WAILUA — A crude-oil spill — or spills — of unknown origin closed Lydgate Park yesterday until an O’ahu-based cleanup crew picked up thousands of nickel-to-quarter-sized “tar balls” that had washed up on the beach.
This was after similar spill residue closed down Anahola Bay for two days.
State Department of Health (DOH) and U.S. Coast Guard officials continue to investigate the oil’s origin and impacts on shorelines.
Anahola Bay beaches reopened yesterday, and Lydgate was expected to reopen late last night after an anticipated four-hour cleanup, according to Liz Galvez of the state Department of Health (DOH).

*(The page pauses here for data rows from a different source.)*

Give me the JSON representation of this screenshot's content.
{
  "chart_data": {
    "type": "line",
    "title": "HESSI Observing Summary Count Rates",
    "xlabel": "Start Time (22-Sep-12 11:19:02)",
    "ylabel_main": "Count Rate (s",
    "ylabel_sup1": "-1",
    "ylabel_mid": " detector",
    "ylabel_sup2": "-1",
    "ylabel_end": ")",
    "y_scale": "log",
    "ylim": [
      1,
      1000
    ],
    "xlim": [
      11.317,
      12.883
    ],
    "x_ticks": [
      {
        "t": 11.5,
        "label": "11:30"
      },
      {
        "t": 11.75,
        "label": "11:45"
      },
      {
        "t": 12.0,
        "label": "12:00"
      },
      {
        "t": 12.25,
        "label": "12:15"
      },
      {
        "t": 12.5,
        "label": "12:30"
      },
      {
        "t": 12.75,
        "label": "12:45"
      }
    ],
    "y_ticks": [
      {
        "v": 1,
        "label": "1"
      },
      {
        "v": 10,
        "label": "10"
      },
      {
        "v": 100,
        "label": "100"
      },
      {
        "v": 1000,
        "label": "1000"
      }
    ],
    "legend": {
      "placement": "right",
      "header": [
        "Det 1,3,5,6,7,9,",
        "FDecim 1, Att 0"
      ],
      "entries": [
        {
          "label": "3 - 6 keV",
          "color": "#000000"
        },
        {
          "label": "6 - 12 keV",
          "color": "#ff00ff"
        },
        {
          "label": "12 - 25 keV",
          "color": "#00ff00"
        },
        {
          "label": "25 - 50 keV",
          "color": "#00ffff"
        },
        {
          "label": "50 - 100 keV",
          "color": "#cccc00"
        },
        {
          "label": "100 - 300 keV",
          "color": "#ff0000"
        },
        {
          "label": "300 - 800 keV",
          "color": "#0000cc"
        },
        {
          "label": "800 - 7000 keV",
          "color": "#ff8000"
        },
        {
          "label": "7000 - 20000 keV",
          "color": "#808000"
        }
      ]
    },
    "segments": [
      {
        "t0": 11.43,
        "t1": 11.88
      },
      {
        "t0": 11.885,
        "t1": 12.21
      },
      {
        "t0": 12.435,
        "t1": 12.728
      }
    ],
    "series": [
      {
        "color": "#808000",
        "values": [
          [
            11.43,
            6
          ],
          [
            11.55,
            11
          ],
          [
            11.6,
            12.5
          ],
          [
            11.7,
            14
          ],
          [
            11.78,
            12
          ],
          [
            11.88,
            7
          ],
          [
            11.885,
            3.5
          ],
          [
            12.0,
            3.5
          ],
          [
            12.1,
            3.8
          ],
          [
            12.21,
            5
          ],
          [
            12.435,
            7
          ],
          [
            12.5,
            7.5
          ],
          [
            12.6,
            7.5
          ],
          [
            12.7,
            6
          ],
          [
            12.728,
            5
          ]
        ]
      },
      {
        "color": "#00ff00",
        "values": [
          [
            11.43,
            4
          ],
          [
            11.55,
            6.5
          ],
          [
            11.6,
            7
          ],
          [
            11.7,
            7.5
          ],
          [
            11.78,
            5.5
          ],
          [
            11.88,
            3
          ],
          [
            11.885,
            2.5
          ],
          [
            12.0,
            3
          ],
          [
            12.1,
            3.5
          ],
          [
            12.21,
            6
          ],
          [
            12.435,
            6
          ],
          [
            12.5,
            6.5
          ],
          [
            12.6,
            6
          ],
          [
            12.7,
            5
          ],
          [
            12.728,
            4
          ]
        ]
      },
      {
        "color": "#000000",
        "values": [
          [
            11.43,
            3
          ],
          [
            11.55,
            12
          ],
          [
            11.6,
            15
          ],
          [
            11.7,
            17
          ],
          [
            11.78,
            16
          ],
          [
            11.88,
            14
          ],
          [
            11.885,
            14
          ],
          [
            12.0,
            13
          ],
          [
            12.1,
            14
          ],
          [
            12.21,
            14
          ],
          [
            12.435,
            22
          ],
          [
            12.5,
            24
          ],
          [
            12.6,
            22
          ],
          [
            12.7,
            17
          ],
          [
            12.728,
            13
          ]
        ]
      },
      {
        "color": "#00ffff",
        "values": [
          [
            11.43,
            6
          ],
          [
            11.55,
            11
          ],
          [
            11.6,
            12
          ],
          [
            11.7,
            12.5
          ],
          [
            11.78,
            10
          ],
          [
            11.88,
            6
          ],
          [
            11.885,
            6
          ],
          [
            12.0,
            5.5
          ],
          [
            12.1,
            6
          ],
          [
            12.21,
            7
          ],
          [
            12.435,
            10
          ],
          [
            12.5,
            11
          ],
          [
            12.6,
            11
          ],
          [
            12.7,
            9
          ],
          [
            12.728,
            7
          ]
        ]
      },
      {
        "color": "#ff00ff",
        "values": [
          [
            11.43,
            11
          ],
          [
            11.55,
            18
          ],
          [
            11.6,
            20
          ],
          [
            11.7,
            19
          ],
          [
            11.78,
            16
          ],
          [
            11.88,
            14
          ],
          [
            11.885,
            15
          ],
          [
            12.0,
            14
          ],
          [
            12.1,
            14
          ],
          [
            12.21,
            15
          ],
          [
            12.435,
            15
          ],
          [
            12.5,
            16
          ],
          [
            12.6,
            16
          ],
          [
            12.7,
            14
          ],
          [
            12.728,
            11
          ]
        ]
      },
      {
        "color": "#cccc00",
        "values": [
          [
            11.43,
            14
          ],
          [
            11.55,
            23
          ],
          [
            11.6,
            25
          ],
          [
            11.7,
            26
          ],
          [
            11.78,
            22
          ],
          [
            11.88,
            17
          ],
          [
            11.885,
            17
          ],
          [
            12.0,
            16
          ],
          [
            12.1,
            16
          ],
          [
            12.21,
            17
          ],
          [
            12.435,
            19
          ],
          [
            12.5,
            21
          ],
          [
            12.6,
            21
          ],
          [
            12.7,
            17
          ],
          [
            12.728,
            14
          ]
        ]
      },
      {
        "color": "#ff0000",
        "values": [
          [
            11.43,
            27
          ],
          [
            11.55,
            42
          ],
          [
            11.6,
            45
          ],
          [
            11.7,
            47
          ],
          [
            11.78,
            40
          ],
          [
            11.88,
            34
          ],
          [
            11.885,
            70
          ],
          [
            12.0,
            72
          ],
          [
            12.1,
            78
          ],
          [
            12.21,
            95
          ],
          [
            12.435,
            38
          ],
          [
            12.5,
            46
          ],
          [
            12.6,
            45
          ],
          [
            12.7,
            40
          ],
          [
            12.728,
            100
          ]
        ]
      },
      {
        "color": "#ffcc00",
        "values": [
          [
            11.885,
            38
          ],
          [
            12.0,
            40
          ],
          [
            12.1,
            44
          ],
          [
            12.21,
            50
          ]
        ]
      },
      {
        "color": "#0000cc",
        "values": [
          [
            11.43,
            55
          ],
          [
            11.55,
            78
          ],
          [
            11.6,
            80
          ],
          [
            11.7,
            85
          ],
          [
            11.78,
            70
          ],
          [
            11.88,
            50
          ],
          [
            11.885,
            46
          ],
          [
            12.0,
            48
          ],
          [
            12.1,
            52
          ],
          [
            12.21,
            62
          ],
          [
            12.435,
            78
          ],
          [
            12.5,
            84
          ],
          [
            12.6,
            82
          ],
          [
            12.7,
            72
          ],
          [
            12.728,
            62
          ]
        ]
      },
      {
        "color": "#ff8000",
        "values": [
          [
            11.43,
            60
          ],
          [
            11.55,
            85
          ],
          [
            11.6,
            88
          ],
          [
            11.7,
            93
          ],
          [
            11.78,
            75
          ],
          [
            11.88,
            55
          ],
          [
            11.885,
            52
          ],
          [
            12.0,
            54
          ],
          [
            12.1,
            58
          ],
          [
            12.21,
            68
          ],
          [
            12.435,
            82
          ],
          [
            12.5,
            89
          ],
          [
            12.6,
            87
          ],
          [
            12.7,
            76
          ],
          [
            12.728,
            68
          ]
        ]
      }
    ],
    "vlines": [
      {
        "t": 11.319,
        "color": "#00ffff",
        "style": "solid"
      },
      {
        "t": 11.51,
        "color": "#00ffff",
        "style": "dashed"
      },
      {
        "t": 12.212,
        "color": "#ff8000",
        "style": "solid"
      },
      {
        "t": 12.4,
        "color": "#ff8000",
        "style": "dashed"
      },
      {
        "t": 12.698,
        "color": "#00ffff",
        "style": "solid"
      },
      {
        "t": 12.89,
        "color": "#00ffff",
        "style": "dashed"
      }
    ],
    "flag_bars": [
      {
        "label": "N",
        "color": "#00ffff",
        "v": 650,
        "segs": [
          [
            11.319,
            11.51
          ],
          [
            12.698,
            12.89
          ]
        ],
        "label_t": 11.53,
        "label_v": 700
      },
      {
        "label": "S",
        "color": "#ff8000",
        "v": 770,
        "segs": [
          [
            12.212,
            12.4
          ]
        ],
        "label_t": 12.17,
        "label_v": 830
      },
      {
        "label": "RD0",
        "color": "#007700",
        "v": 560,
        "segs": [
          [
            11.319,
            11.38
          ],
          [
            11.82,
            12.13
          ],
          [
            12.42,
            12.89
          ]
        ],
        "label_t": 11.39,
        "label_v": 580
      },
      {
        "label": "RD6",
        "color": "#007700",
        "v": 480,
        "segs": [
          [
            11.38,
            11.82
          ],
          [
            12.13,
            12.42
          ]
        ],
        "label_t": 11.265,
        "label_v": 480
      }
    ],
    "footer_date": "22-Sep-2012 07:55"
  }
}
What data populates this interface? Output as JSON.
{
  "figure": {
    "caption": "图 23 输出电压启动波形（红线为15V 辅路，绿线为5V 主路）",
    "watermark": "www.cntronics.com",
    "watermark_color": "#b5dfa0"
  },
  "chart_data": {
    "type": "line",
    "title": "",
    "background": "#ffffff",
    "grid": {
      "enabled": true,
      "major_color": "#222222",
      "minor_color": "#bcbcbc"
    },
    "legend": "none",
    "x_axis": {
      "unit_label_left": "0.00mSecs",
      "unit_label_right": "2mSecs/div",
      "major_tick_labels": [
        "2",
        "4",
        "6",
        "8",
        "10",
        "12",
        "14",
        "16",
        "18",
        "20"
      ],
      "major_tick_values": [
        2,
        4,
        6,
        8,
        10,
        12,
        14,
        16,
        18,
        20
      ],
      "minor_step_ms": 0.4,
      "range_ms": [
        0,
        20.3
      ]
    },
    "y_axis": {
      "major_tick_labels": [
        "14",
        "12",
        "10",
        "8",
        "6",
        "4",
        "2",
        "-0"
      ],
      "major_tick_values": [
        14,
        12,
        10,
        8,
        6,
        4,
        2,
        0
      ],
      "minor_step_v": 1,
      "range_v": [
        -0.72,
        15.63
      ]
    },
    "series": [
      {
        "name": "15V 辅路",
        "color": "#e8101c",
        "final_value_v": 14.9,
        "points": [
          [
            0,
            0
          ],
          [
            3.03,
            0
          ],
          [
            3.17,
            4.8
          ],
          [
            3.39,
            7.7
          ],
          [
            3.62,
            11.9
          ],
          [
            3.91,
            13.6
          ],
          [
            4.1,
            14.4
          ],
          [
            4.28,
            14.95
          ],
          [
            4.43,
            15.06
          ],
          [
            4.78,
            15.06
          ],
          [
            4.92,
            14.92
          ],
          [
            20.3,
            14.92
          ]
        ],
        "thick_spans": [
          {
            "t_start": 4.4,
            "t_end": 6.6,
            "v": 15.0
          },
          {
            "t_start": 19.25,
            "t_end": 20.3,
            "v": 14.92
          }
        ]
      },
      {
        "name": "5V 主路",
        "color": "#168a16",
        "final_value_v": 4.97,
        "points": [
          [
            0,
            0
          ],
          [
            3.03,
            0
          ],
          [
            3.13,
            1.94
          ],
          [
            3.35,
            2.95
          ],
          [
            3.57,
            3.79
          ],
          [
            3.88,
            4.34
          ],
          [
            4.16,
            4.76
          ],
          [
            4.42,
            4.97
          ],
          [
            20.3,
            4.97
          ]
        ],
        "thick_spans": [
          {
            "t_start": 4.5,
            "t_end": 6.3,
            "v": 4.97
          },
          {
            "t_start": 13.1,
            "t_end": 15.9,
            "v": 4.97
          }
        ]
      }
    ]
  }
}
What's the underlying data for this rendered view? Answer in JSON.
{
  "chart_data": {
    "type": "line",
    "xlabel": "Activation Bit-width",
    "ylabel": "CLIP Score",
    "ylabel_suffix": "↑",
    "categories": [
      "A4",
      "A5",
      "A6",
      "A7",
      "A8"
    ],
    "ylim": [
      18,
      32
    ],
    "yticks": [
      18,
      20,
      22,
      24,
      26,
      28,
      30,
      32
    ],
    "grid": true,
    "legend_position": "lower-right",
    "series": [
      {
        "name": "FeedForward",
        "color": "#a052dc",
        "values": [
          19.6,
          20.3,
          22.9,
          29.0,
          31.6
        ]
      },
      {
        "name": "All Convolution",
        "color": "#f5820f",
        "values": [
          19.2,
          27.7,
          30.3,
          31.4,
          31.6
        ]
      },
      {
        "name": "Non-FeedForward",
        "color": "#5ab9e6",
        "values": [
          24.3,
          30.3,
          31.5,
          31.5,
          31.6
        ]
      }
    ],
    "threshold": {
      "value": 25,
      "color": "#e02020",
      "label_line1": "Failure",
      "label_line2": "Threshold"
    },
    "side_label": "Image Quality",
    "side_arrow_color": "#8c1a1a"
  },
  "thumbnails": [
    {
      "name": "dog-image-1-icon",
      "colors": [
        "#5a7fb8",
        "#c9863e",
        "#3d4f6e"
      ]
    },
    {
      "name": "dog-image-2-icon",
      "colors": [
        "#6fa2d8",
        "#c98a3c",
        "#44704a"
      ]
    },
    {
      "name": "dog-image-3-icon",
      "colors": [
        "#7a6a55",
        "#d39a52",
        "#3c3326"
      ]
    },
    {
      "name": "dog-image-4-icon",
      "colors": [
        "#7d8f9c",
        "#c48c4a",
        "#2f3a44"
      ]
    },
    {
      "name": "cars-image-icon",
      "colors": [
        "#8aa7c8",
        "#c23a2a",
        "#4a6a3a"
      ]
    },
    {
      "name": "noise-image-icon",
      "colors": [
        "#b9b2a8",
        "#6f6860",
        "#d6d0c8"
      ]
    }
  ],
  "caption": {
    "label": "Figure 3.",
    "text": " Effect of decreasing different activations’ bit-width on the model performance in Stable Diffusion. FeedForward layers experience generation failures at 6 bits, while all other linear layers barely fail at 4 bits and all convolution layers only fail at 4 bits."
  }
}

But if warning signs are still posted at Lydgate today, the public is advised to stay away from the beach, she said.
It is not known if the tar balls which washed up on the shore at Anahola are from the same source or spill as those discovered at Lydgate, but the seven miles of shoreline between Anahola and Lydgate were all impacted by some oil, she continued.
Cleanup efforts focused on Lydgate yesterday, as that is where the larger balls were washing ashore. A crew from PENCO (Pacific Environmental Company) flew over to clean up Lydgate yesterday afternoon, she said.
Areas between Anahola and the Wailua River didn’t experience the larger clumps of the heavy crude oil U.S. Coast Guard officials said may have come from a tanker ship bound for a refinery.
“The threat was very minimal, so we won’t be doing a cleanup at Anahola Bay, and we have reopened the beach,” said Galvez, state on-scene coordinator with the DOH Environmental Health Administration Office of Hazard Evaluation and Emergency Response.
The oil being hard and unrefined makes it easier to clean up, but because it is old it makes it more difficult for the Coast Guard to find the source, said Chief Mark Sielaff, a marine science technician chief with the Honolulu Coast Guard’s Marine Environmental Protection department.
The DOH and Coast Guard made an agreement that the DOH would handle cleanup efforts, Sielaff said.
Coast Guard and DOH officials yesterday walked around six miles of beaches, and found mostly dime-sized pieces that would probably not equal 10 gallons if put into one container, Sielaff said. Still, the federal agency is committed to track down the source or sources of the oil. “We try to get the culprit. It’s very hard” when an old spill like this comes ashore, Sielaff said.
“There’s a lot of things going against us at this point, especially this old this late,” he said. “We treat them all. We try to do (investigate) them all,” but sometimes they’re not successful in finding the source of the spill, Sielaff added.